By 1992 he found himself living back with his mother. What nobody really knew, but some suspected, was that his health was deteriorating.

“My mum told me,” says Anita, “that she did not know what to feed him: ‘He says everything I cook him is giving him indigestion.’ Before going to Bathurst he’d gone swimming to get fit, and he’d sat on the side breathless.”

More through chance than planning, the 1992 Bathurst 1000 turned into a Hulme family reunion. Anita made the trip along with her daughter and two sons — who’d never been to a race — and they were joined by Denny’s mother and his daughter Adele. Only Greeta wasn’t there.

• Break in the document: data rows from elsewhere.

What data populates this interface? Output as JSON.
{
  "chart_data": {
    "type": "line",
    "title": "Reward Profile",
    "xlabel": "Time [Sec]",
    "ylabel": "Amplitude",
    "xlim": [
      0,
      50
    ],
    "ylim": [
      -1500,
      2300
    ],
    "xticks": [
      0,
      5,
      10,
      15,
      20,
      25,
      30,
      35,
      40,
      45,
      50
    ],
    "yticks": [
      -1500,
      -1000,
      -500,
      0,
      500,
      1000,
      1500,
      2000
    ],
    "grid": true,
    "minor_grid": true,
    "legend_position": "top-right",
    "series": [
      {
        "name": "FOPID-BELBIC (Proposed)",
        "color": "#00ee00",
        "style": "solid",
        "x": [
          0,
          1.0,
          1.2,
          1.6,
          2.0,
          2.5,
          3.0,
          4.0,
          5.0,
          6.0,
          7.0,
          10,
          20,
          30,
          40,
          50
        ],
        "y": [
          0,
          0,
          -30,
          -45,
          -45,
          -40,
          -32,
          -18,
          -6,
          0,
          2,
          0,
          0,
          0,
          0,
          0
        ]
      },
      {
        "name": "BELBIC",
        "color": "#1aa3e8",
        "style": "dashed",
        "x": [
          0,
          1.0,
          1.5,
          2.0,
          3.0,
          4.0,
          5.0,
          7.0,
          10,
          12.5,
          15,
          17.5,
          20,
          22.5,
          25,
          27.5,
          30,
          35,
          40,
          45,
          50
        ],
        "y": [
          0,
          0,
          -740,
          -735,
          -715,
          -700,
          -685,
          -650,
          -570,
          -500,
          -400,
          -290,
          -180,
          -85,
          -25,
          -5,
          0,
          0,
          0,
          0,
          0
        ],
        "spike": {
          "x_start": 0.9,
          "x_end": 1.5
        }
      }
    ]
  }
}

Denny Hulme McLaren 1974 Hulme

Hulme knew time was right to exit F1 by ’74

Grand Prix Photo

Denny was driving a Benson & Hedges-backed BMW M3 for his old chum Frank Gardner, and initially there seemed to be nothing untoward. As the race went on a thunderstorm passed through, and Denny radioed in to say that he was having trouble seeing. His pit assumed he was talking about the soaked windscreen. It was much more serious than that.

“I’d noticed he hadn’t come round,” says Anita, who was in the grandstand. “And the public address system said that he had kissed the wall and stopped at the side of the track. I said to mum, ‘I think he’s had a heart attack’, but I didn’t think it was going to be a fatal one, even when we were all there waiting at the hospital.”

But Denny was dead even before the marshals reached his stranded car. He was buried in Te Puke, where dad Clive and son Martin had been laid to rest.

“He was so upset after Martin’s death,” says Anita. “He used to go and sit in the cemetery.

“I know that he died of a broken heart.”